How to Lose Your Mind

after Annie Leibovitz
Watercolor and pencil
"Learning how to be still, to really be still and let life happen - that stillness becomes a radiance."
—Morgan Freeman
The advantage of practice

I have not been able to think clearly for hours. I blame it on a cluttered mind and temporary poor nutrition. And yet, I have work to do.

This is where discipline (also known as practice) comes in handy.

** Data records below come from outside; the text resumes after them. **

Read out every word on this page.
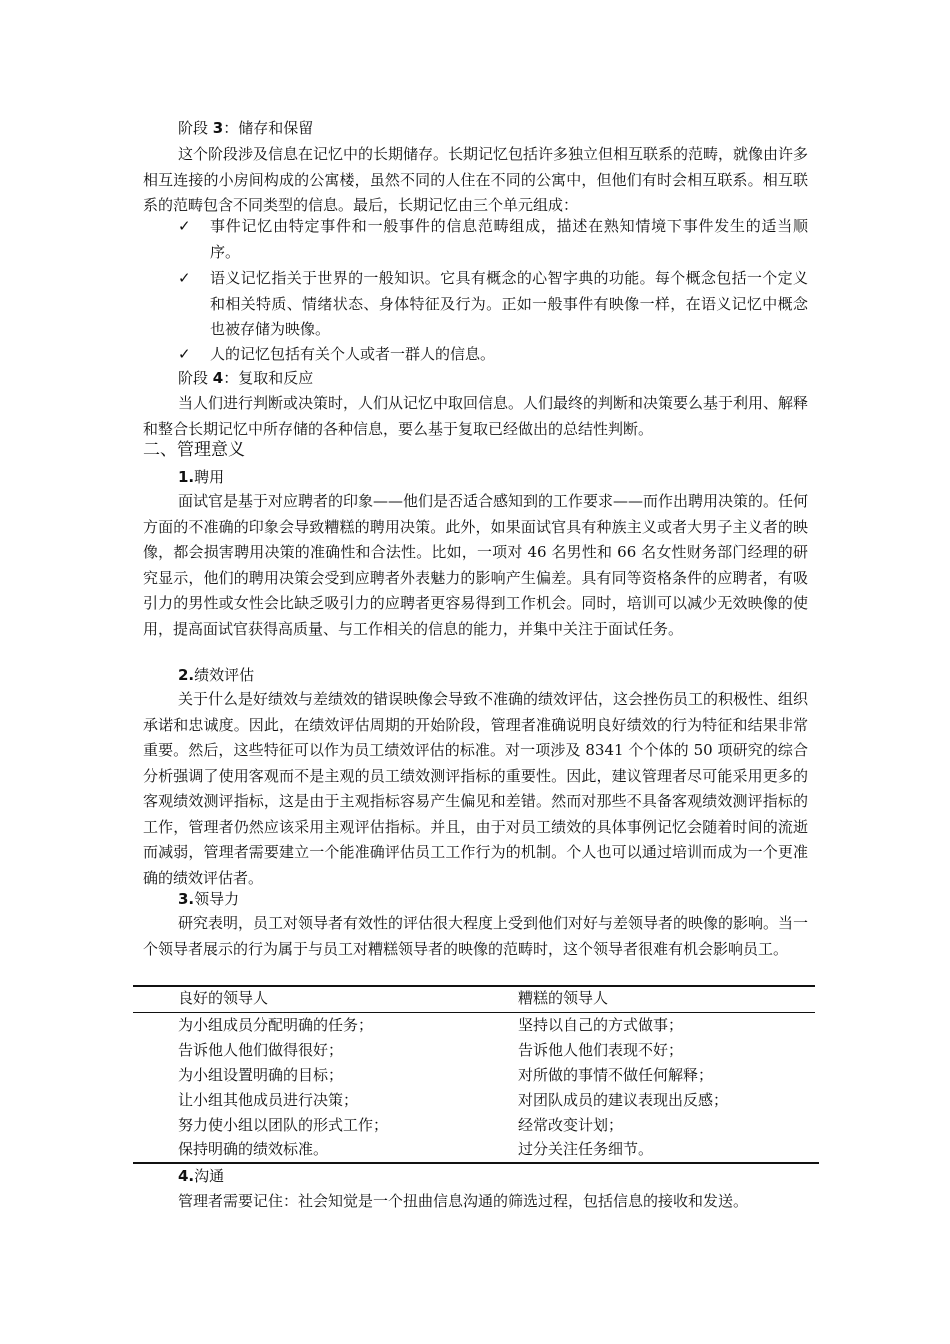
阶段 3：储存和保留
这个阶段涉及信息在记忆中的长期储存。长期记忆包括许多独立但相互联系的范畴，就像由许多相互连接的小房间构成的公寓楼，虽然不同的人住在不同的公寓中，但他们有时会相互联系。相互联系的范畴包含不同类型的信息。最后，长期记忆由三个单元组成：
✓ 事件记忆由特定事件和一般事件的信息范畴组成，描述在熟知情境下事件发生的适当顺序。
✓ 语义记忆指关于世界的一般知识。它具有概念的心智字典的功能。每个概念包括一个定义和相关特质、情绪状态、身体特征及行为。正如一般事件有映像一样，在语义记忆中概念也被存储为映像。
✓ 人的记忆包括有关个人或者一群人的信息。
阶段 4：复取和反应
当人们进行判断或决策时，人们从记忆中取回信息。人们最终的判断和决策要么基于利用、解释和整合长期记忆中所存储的各种信息，要么基于复取已经做出的总结性判断。
二、管理意义
1.聘用
面试官是基于对应聘者的印象——他们是否适合感知到的工作要求——而作出聘用决策的。任何方面的不准确的印象会导致糟糕的聘用决策。此外，如果面试官具有种族主义或者大男子主义者的映像，都会损害聘用决策的准确性和合法性。比如，一项对 46 名男性和 66 名女性财务部门经理的研究显示，他们的聘用决策会受到应聘者外表魅力的影响产生偏差。具有同等资格条件的应聘者，有吸引力的男性或女性会比缺乏吸引力的应聘者更容易得到工作机会。同时，培训可以减少无效映像的使用，提高面试官获得高质量、与工作相关的信息的能力，并集中关注于面试任务。
2.绩效评估
关于什么是好绩效与差绩效的错误映像会导致不准确的绩效评估，这会挫伤员工的积极性、组织承诺和忠诚度。因此，在绩效评估周期的开始阶段，管理者准确说明良好绩效的行为特征和结果非常重要。然后，这些特征可以作为员工绩效评估的标准。对一项涉及 8341 个个体的 50 项研究的综合分析强调了使用客观而不是主观的员工绩效测评指标的重要性。因此，建议管理者尽可能采用更多的客观绩效测评指标，这是由于主观指标容易产生偏见和差错。然而对那些不具备客观绩效测评指标的工作，管理者仍然应该采用主观评估指标。并且，由于对员工绩效的具体事例记忆会随着时间的流逝而减弱，管理者需要建立一个能准确评估员工工作行为的机制。个人也可以通过培训而成为一个更准确的绩效评估者。
3.领导力
研究表明，员工对领导者有效性的评估很大程度上受到他们对好与差领导者的映像的影响。当一个领导者展示的行为属于与员工对糟糕领导者的映像的范畴时，这个领导者很难有机会影响员工。
良好的领导人	糟糕的领导人
为小组成员分配明确的任务；	坚持以自己的方式做事；
告诉他人他们做得很好；	告诉他人他们表现不好；
为小组设置明确的目标；	对所做的事情不做任何解释；
让小组其他成员进行决策；	对团队成员的建议表现出反感；
努力使小组以团队的形式工作；	经常改变计划；
保持明确的绩效标准。	过分关注任务细节。
4.沟通
管理者需要记住：社会知觉是一个扭曲信息沟通的筛选过程，包括信息的接收和发送。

I could not decide what to write about. I could not decide what to draw or paint. So I followed a tried and true approach—
  • Quit thinking about it and make space,
  • Take imperfect action,
  • Do the best you can,
  • Let go of the results.
I picked up the closest image to hand (an Annie Leibovitz portrait of George Clooney in his house on Lake Cuomo) and made a quick sketch copy. Then I decided to write about my condition.

Rather than trying to engage my mind to figure it all out, I let go of the mental process and put pen, pencil and brush to paper, and fingers to the keyboard. I let go of any worry about results or perfection.

My muscles and practices are strong enough now after years of daily exercising to take action without over thinking. I might not hit whatever it is out of the park but at least I step up and swing the bat. Anyway, who knows? I might try something new, do something different. Learn something!

The truth is that in order to do any sort of creative work, we have to step out of the stream of thinking, find that space of stillness and then take action while letting go of attachment to the results.

We all have days of muddled thinking and indecisiveness. If our muscles are primed and our habits are well enough established, we can carry out most of our work anyway.

It helps that I've established daily practices, but the most helpful practice has been learning to put my thinking aside in order to take action.

It's no coincidence that yesterday afternoon, a friend mentioned what is sometimes referred to as The Four Fold Way.
  • Show up
  • Pay attention
  • Tell the truth
  • Be open to outcome
Not unrelated!
"Spontaneous action is joyful action, and that is true creativity."